The foregoing description is only illustrative of the present invention and is not intended to limit the scope of the invention, and all equivalent structures or equivalent processes or direct or indirect application in other related technical fields are included in the scope of the present invention.

Claims

1. A visual information reproduction method after image type scanning piece identification is characterized in that: the method comprises the following steps:

s2: uploading the PDF of the image scanning piece;

2. The method for reproducing visual information after recognition of an image-type scanner according to claim 1, wherein: the step S1 includes: and establishing the corresponding relation between all the word width pixels and the line spacing pixels and the common fonts, word sizes and line spacing sizes in word.

3. The method for reproducing visual information after recognition of an image-type scanner according to claim 1, wherein: the step S2 includes: and executing a localization encryption program when uploading the image type scanning piece PDF.

4. The method for reproducing visual information after recognition of an image-type scanner according to claim 1, wherein: the step S3 of preprocessing comprises the following steps: stamp removal, tilt correction, noise removal are used.

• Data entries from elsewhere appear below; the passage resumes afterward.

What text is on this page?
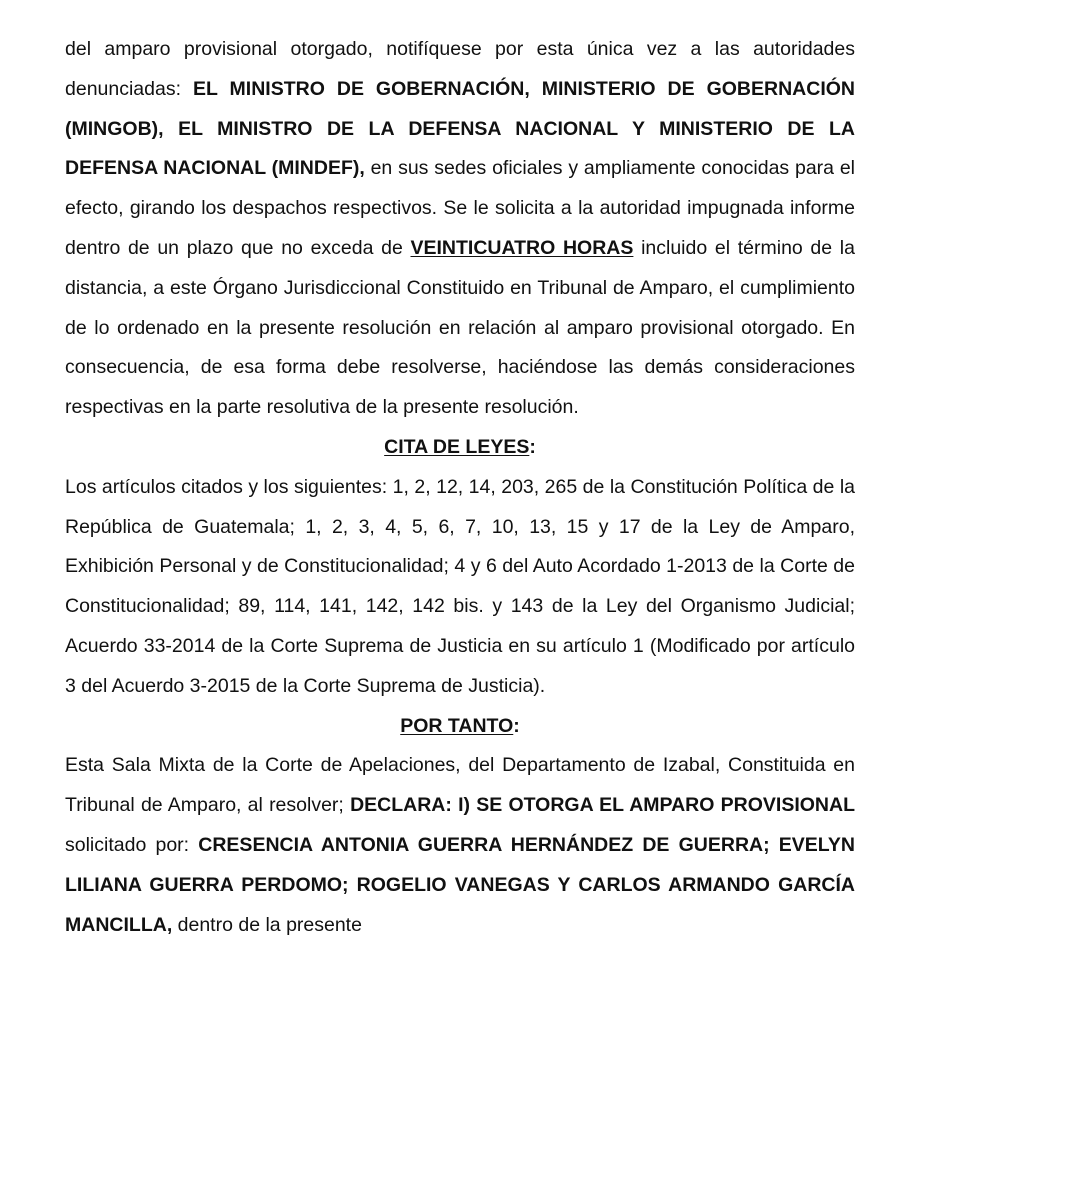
del amparo provisional otorgado, notifíquese por esta única vez a las autoridades denunciadas: EL MINISTRO DE GOBERNACIÓN, MINISTERIO DE GOBERNACIÓN (MINGOB), EL MINISTRO DE LA DEFENSA NACIONAL Y MINISTERIO DE LA DEFENSA NACIONAL (MINDEF), en sus sedes oficiales y ampliamente conocidas para el efecto, girando los despachos respectivos. Se le solicita a la autoridad impugnada informe dentro de un plazo que no exceda de VEINTICUATRO HORAS incluido el término de la distancia, a este Órgano Jurisdiccional Constituido en Tribunal de Amparo, el cumplimiento de lo ordenado en la presente resolución en relación al amparo provisional otorgado. En consecuencia, de esa forma debe resolverse, haciéndose las demás consideraciones respectivas en la parte resolutiva de la presente resolución.

CITA DE LEYES:

Los artículos citados y los siguientes: 1, 2, 12, 14, 203, 265 de la Constitución Política de la República de Guatemala; 1, 2, 3, 4, 5, 6, 7, 10, 13, 15 y 17 de la Ley de Amparo, Exhibición Personal y de Constitucionalidad; 4 y 6 del Auto Acordado 1-2013 de la Corte de Constitucionalidad; 89, 114, 141, 142, 142 bis. y 143 de la Ley del Organismo Judicial; Acuerdo 33-2014 de la Corte Suprema de Justicia en su artículo 1 (Modificado por artículo 3 del Acuerdo 3-2015 de la Corte Suprema de Justicia).

POR TANTO:

Esta Sala Mixta de la Corte de Apelaciones, del Departamento de Izabal, Constituida en Tribunal de Amparo, al resolver; DECLARA: I) SE OTORGA EL AMPARO PROVISIONAL solicitado por: CRESENCIA ANTONIA GUERRA HERNÁNDEZ DE GUERRA; EVELYN LILIANA GUERRA PERDOMO; ROGELIO VANEGAS Y CARLOS ARMANDO GARCÍA MANCILLA, dentro de la presente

5. The method for reproducing visual information after recognition of an image-type scanner according to claim 1, wherein: the step S4 includes: the image type scanning piece PDF is a long text, page-by-page analysis processing is carried out on the long text image type scanning piece picture, text line region detection and line region positioning are achieved, and the starting coordinate information and the ending coordinate information of each line region are calculated through analysis.

6. The method for reproducing visual information after recognition of an image-type scanner according to claim 1, wherein: the step S9 includes: and determining line space pixels by calculating the line width difference between the starting coordinate information of the high-order line and the starting coordinate information of the low-order line according to the starting coordinate information and the ending coordinate information of the adjacent line areas, and determining paragraph visual information by calculating the line width difference between the starting coordinate information of the high-order line and the starting coordinate information of the low-order line.

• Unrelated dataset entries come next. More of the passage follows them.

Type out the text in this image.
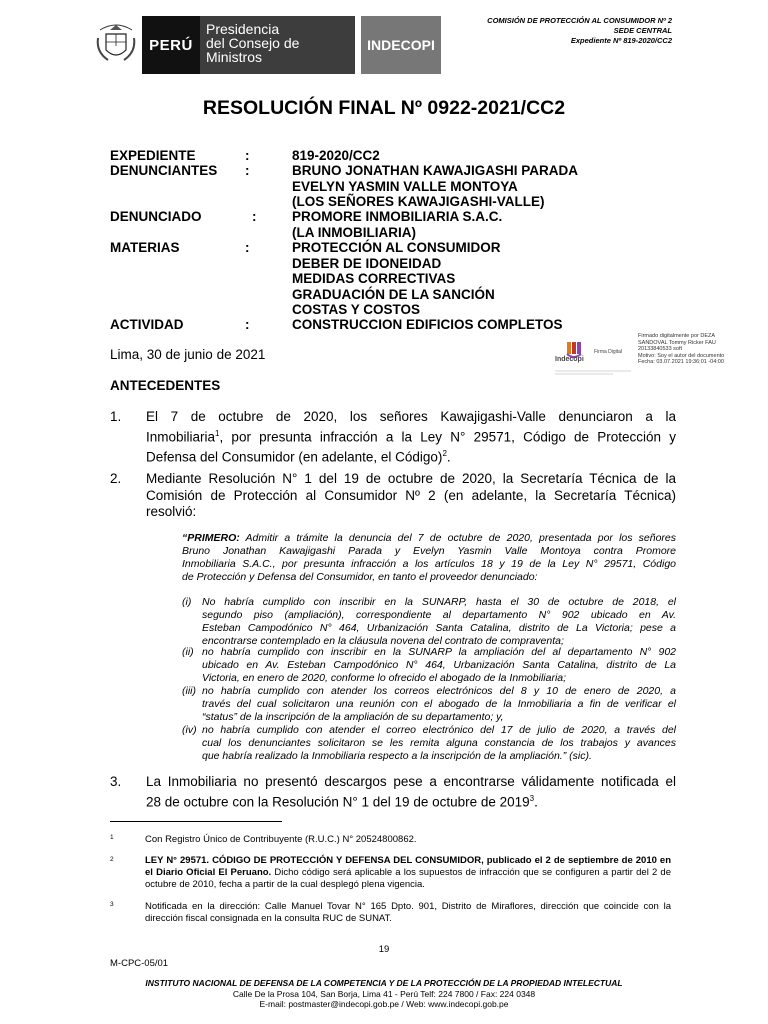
PERÚ
Presidencia
del Consejo de Ministros
INDECOPI
COMISIÓN DE PROTECCIÓN AL CONSUMIDOR Nº 2
SEDE CENTRAL
Expediente Nº 819-2020/CC2
RESOLUCIÓN FINAL Nº 0922-2021/CC2
EXPEDIENTE	:	819-2020/CC2
DENUNCIANTES :	BRUNO JONATHAN KAWAJIGASHI PARADA
EVELYN YASMIN VALLE MONTOYA
(LOS SEÑORES KAWAJIGASHI-VALLE)
DENUNCIADO	:	PROMORE INMOBILIARIA S.A.C.
(LA INMOBILIARIA)
MATERIAS	:	PROTECCIÓN AL CONSUMIDOR
DEBER DE IDONEIDAD
MEDIDAS CORRECTIVAS
GRADUACIÓN DE LA SANCIÓN
COSTAS Y COSTOS
ACTIVIDAD	:	CONSTRUCCION EDIFICIOS COMPLETOS
Indecopi
Firma Digital
Firmado digitalmente por DEZA
SANDOVAL Tommy Ricker FAU
20133840533 soft
Motivo: Soy el autor del documento
Fecha: 03.07.2021 19:36:01 -04:00
Lima, 30 de junio de 2021
ANTECEDENTES
1. El 7 de octubre de 2020, los señores Kawajigashi-Valle denunciaron a la
Inmobiliaria$^1$, por presunta infracción a la Ley N° 29571, Código de Protección y
Defensa del Consumidor (en adelante, el Código)$^2$.
2. Mediante Resolución N° 1 del 19 de octubre de 2020, la Secretaría Técnica de la
Comisión de Protección al Consumidor Nº 2 (en adelante, la Secretaría Técnica)
resolvió:
“PRIMERO: Admitir a trámite la denuncia del 7 de octubre de 2020, presentada por los señores
Bruno Jonathan Kawajigashi Parada y Evelyn Yasmin Valle Montoya contra Promore
Inmobiliaria S.A.C., por presunta infracción a los artículos 18 y 19 de la Ley N° 29571, Código
de Protección y Defensa del Consumidor, en tanto el proveedor denunciado:
(i) No habría cumplido con inscribir en la SUNARP, hasta el 30 de octubre de 2018, el
segundo piso (ampliación), correspondiente al departamento N° 902 ubicado en Av.
Esteban Campodónico N° 464, Urbanización Santa Catalina, distrito de La Victoria; pese a
encontrarse contemplado en la cláusula novena del contrato de compraventa;
(ii) no habría cumplido con inscribir en la SUNARP la ampliación del al departamento N° 902
ubicado en Av. Esteban Campodónico N° 464, Urbanización Santa Catalina, distrito de La
Victoria, en enero de 2020, conforme lo ofrecido el abogado de la Inmobiliaria;
(iii) no habría cumplido con atender los correos electrónicos del 8 y 10 de enero de 2020, a
través del cual solicitaron una reunión con el abogado de la Inmobiliaria a fin de verificar el
“status” de la inscripción de la ampliación de su departamento; y,
(iv) no habría cumplido con atender el correo electrónico del 17 de julio de 2020, a través del
cual los denunciantes solicitaron se les remita alguna constancia de los trabajos y avances
que habría realizado la Inmobiliaria respecto a la inscripción de la ampliación.” (sic).
3. La Inmobiliaria no presentó descargos pese a encontrarse válidamente notificada el
28 de octubre con la Resolución N° 1 del 19 de octubre de 2019$^3$.
1	Con Registro Único de Contribuyente (R.U.C.) N° 20524800862.
2	LEY N° 29571. CÓDIGO DE PROTECCIÓN Y DEFENSA DEL CONSUMIDOR, publicado el 2 de septiembre de 2010 en el Diario Oficial El Peruano. Dicho código será aplicable a los supuestos de infracción que se configuren a partir del 2 de octubre de 2010, fecha a partir de la cual desplegó plena vigencia.
3	Notificada en la dirección: Calle Manuel Tovar N° 165 Dpto. 901, Distrito de Miraflores, dirección que coincide con la dirección fiscal consignada en la consulta RUC de SUNAT.
19
M-CPC-05/01
INSTITUTO NACIONAL DE DEFENSA DE LA COMPETENCIA Y DE LA PROTECCIÓN DE LA PROPIEDAD INTELECTUAL
Calle De la Prosa 104, San Borja, Lima 41 - Perú Telf: 224 7800 / Fax: 224 0348
E-mail: postmaster@indecopi.gob.pe / Web: www.indecopi.gob.pe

7. The method for reproducing information from an image-type scanner as defined in claim 6, wherein: the step S9 determines the segment head: and (3) calculating 2 times of the width pixels of the characters by calculating the line width difference value of the initial coordinates of the adjacent lines, namely marking the line as the head of the segment and two blank grids in front of the line.

8. A visual information reproducing method after recognition of an image type scanner according to any one of claims 1 to 7, wherein: and searching a comparison table of fonts, word sizes and line spacing through the word width pixels in the steps S4 to S8 to obtain corresponding word sizes, calculating segment heads through the step S9, and analyzing 2 characters in the segment head space.

9. The visual information reproduction system after the image scanning piece is identified is loaded on a local CPU server, and the system is used by multiple users in parallel, and is characterized in that: the visual information reproduction system after the image type scanning piece identification is an image type scanning piece identification content visual information recovery system, comprising: a memory for storing executable instructions; a processor for implementing the visual information reproduction method after recognition of an image-type scanner according to any one of claims 1 to 8 when executing the executable instructions stored in the memory.

10. A computer-readable storage medium storing executable instructions that when executed by a processor implement the method for reproducing visual information after recognition of an image-type scanner according to any one of claims 1 to 8.